Ms O'Toole also noted that the community is only just holding it together without the desperately needed rain.

"I don't think anyone likes to admit how challenging it has been for us each individually but I think if it doesn't rain by Christmas the whole facade will come down and we'll collapse like a house of cards," she said.

Neil O'Brien of O'Brien Toyota dealership in St George saw vehicle sales shrink by 75 per cent in the first three years of the drought and has been struggling since.

Once of his biggest fears is that though they are waiting for rain, once the drought is broken it will take months before income reaches farmers' pockets for money being spent in town.

"After two years of drought, all the bad businesses closed up but that did mean that all the strong businesses were left in town," Mr O'Brien said.

"So it's been a fight to the death and we're just fighting as hard as we can. Now it's getting a bit long and even those strong businesses are really struggling."

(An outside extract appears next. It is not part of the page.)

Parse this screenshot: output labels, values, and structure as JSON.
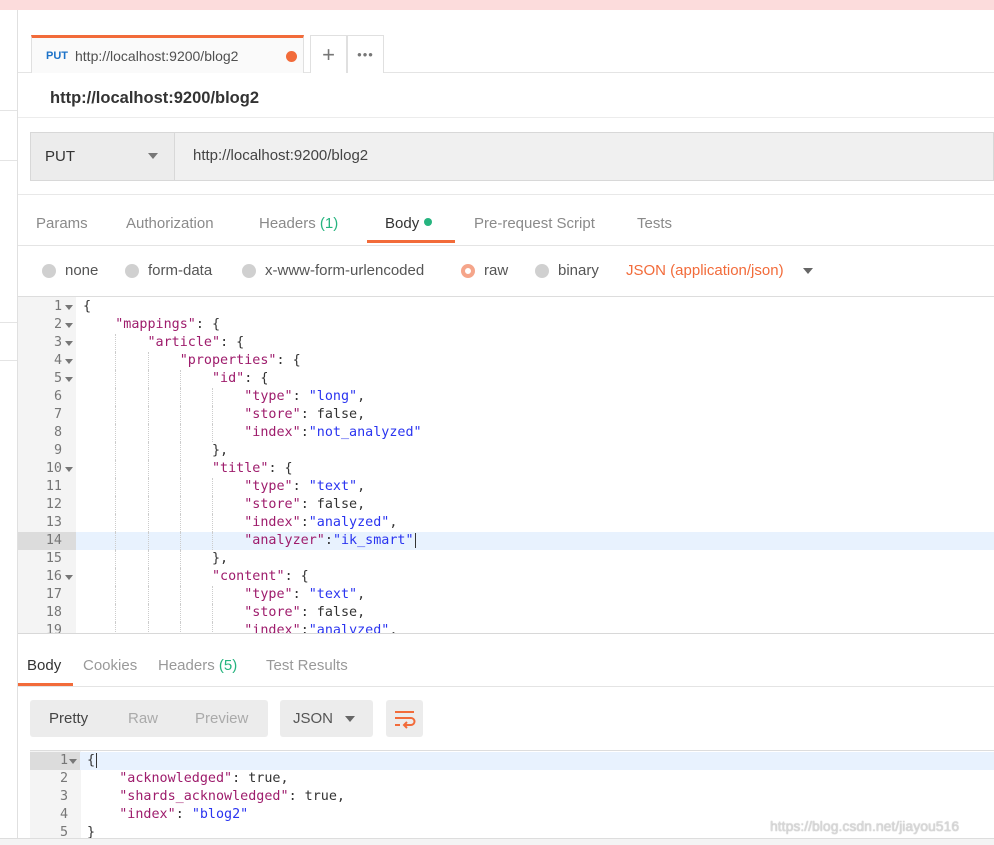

Local businesses aren't able to access the Farmer Household Allowance and Mr O'Brien wasn't confident in the government's action around the struggles his town has faced, demanding to know their plan while they wait for rain.

"Tell us what's going on so we can structure our businesses around it," he said.

"We've been waiting for seven years but we haven't been listening to the federal government because we just don't think anything is going to happen."

Joining the Adopt A Farmer campaign will help drought-stricken farmers and their families. Picture: Nigel Hallett
Joining the Adopt A Farmer campaign will help drought-stricken farmers and their families. Picture: Nigel Hallett

Livestock producers in the Balonne Shire have been hand feeding their animals on and off for the last seven years and it's become to hard and more expensive to find feed.

Fourth generation farmer Rosie Drynan runs her family owned and operating 'Bogong' near Bollon for over 100 years.

She and her husband Cameron took over at the start of this latest drought and started destocking the place - selling off animals because there wasn't the grass to feed them.

They're now down to 40 percent of their herd, and Ms Drynan said their situation worsens each day.

"Just when you don't think it could get any worse, it seems to," she said.

The property's average annual rainfall is 500 milimetres and this year, they've only had one fifth of that on the back of many failed wet seasons.

The couple said the state and federal governments need to be doing more for communities to make it through the drought.